Una noche J. tuvo un sueño en el que entraba a un enorme cuarto blanco. No había ventanas, lámparas o foco alguno, pero lo cierto es que una luz fuerte y uniforme iluminaba la habitación. De lejos llegaba un ruido monótono y gastado, en el sueño J. caminaba hacia la fuente del sonido y se encontraba con un extraño y viejo teléfono negro repicando en el suelo. Después de dudar por un rato se decidió a contestar. Tomó el pesado auricular con su mano y lo llevó a su oído. Como este sueño era uno de esos sueños, donde el individuo es consciente de que todo se trata de un sueño, J. abusaba de la precaución en cada uno de sus movimientos.

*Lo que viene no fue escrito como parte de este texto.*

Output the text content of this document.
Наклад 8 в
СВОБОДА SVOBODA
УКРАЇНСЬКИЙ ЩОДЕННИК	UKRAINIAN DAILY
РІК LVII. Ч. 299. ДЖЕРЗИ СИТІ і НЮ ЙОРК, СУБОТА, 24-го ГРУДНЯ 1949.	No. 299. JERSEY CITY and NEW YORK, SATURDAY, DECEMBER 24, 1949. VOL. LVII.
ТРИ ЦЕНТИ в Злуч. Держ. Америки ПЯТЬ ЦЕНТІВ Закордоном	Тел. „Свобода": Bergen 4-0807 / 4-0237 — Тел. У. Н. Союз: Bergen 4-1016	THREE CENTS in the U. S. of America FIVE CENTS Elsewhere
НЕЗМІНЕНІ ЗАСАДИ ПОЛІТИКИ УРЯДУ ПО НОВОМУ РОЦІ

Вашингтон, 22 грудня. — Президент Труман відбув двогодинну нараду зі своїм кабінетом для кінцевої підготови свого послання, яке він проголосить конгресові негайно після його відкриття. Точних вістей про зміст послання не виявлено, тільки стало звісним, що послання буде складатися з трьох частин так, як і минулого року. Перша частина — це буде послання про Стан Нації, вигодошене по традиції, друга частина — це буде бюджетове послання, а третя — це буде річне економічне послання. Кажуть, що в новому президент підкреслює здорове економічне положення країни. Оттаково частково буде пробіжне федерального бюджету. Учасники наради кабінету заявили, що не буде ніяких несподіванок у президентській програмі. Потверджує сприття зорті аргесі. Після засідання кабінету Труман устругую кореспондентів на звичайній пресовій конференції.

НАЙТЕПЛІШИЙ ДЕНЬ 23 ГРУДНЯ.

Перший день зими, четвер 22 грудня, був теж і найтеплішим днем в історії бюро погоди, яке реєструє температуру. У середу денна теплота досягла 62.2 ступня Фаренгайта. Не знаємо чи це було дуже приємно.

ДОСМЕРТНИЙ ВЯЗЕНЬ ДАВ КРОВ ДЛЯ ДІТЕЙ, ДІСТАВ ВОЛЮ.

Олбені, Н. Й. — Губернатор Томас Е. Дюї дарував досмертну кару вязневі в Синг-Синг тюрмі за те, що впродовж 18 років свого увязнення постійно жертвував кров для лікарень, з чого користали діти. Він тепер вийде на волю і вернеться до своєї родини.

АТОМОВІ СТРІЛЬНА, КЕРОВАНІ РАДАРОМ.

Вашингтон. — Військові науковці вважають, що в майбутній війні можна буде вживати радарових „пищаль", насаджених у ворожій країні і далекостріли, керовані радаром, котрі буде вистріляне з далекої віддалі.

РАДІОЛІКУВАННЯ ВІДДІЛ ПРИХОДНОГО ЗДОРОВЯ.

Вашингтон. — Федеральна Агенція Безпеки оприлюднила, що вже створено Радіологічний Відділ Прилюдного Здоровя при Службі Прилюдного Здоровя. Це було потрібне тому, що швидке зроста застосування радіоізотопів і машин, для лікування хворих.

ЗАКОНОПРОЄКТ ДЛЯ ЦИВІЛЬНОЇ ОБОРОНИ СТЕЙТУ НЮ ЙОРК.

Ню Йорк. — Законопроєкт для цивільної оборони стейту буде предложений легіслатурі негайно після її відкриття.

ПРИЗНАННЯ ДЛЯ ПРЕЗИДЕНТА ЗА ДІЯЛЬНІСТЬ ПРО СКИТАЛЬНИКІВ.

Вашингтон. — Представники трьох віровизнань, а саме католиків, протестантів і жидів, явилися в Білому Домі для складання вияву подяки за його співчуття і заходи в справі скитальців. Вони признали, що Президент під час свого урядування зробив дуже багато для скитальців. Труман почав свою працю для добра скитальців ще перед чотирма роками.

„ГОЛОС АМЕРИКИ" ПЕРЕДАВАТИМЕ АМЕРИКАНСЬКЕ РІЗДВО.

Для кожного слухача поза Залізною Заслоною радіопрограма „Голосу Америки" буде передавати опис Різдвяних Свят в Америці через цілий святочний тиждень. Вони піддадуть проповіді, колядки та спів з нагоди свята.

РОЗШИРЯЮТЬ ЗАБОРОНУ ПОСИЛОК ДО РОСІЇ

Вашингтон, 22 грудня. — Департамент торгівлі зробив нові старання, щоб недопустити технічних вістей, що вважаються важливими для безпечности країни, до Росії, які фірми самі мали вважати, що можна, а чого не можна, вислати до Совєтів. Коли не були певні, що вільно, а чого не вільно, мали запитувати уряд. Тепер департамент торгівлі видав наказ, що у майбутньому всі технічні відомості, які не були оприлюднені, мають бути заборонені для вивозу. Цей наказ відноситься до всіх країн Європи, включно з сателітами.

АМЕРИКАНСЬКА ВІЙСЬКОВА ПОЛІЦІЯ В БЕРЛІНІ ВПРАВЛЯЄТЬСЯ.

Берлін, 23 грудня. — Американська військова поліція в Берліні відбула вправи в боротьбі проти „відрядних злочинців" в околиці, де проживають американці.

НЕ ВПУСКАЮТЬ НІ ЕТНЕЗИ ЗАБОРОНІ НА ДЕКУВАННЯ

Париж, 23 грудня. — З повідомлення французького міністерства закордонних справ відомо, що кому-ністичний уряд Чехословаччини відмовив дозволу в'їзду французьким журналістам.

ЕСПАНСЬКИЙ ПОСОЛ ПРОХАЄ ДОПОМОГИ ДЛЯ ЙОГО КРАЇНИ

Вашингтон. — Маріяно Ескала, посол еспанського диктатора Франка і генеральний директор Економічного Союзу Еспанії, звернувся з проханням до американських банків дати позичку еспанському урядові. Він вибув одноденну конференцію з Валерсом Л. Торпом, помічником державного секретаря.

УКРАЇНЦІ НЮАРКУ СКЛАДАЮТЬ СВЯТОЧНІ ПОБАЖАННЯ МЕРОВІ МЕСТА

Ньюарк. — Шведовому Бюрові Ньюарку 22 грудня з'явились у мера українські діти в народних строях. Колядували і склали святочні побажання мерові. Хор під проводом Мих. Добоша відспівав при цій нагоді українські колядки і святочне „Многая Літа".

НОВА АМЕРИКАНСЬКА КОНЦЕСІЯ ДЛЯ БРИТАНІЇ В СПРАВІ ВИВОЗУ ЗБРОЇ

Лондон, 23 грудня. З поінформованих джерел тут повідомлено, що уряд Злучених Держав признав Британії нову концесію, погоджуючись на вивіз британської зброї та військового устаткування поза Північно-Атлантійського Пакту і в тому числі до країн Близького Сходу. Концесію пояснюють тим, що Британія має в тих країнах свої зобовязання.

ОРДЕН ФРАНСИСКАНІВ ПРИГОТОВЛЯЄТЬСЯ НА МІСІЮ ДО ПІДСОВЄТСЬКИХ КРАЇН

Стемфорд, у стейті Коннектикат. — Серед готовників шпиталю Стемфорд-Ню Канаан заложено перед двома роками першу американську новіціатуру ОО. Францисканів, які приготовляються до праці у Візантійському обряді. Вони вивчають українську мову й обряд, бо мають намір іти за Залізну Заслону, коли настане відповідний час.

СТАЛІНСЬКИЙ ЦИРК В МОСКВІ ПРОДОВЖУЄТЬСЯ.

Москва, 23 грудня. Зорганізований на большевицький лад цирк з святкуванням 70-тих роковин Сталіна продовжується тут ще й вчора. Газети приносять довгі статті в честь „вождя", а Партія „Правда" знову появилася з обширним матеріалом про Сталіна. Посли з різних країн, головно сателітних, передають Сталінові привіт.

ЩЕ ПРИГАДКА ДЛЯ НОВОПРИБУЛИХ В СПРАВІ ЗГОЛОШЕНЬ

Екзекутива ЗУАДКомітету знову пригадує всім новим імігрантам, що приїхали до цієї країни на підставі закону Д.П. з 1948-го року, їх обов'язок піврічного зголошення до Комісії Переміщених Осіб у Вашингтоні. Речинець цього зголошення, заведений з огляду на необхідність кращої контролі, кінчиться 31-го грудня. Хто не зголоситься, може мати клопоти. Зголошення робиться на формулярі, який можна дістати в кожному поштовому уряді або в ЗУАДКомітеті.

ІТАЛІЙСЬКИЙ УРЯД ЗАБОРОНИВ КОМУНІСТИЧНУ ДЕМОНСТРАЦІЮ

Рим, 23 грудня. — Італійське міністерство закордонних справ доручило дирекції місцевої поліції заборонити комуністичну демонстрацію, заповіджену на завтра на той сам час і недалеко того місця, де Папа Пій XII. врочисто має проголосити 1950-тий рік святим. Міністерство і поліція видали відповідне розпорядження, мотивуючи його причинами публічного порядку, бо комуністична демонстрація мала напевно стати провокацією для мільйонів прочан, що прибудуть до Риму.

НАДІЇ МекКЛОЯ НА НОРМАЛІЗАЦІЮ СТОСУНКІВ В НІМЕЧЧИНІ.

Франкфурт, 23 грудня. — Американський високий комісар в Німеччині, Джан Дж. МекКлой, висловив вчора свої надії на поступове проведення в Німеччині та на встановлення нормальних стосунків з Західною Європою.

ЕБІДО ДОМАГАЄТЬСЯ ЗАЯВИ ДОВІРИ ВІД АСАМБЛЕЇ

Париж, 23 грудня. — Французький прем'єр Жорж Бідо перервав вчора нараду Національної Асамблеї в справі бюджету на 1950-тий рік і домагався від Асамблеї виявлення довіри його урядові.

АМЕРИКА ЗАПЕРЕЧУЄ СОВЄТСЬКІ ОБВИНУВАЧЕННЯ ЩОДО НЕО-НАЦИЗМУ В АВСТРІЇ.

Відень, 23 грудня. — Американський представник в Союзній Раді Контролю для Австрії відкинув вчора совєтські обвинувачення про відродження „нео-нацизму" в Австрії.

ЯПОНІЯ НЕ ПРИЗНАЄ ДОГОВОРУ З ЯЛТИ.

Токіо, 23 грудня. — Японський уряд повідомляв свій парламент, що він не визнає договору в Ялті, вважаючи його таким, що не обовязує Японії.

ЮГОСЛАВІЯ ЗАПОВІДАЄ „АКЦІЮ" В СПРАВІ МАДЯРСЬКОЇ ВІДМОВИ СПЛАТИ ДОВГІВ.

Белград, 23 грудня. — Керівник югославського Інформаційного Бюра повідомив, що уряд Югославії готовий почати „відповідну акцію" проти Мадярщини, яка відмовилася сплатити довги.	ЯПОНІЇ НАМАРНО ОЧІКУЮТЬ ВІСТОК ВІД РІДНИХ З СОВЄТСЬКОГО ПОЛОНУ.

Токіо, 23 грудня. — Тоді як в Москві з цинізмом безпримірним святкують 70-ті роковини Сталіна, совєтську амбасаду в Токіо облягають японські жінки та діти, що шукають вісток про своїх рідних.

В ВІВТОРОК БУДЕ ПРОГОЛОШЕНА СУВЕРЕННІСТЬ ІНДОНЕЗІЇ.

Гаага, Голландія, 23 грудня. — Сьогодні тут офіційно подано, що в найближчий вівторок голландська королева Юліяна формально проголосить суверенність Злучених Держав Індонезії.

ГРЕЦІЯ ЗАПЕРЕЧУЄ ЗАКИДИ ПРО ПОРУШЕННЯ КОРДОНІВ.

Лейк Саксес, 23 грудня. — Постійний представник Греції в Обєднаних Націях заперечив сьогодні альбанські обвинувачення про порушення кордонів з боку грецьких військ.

Después de un leve chasquido, una voz femenina suave y melodiosa preguntaba:-¿Hablo con J.? -J. guardó silencio-.¿Hola? –preguntó la mujer al otro lado de la línea-, ¿hay alguien ahí? –J. hesitó unos segundos y respondió afirmativamente- Sí, sí, sí… diga –atinó a decir con torpeza-, ¿hablo con J.? -preguntó la mujer de nuevo. J. miró a su alrededor y al comprobar que no había nadie más, en aquel vacío luminoso, respondió afirmativamente otra vez-.¿Acepta una llamada por cobrar desde Prusia?–J. se sorprendió y estuvo a punto de colgar el teléfono pero no lo hizo. Como sabía que era un sueño, se limitó a preguntarle a la mujer si podía informarle cuál era el motivo de la llamada. Con una voz entusiasta y vacía que J. solo había oído en los canales de televentas, la mujer le respondió:-Llaman para avisarle del propósito máximo, del sentido de su trabajo y de la validez de su obra frente al mundo. ¿Acepta la llamada? J. escuchó esto y se debatió entre dos sentimientos que lo embargaron inmediatamente. El primero, más violento y simple, le indicaba que debía colgar el teléfono y despertar. El segundo, más complejo, era una mezcla de vergüenza y miedo, una angustiosa felicidad. Ante la disyuntiva J. decidió someterse a la lógica de su subconsciente y no colgó el teléfono y respondió: –Acepto la llamada. -Lo que sintió al terminar de pronunciar esa frase fue indescriptible, comprendió que estaba a punto de oír por primera vez un dictado de su conciencia que resolvería todo tipo de duda e incertidumbre sobre su obra, y esto lo perturbó por completo.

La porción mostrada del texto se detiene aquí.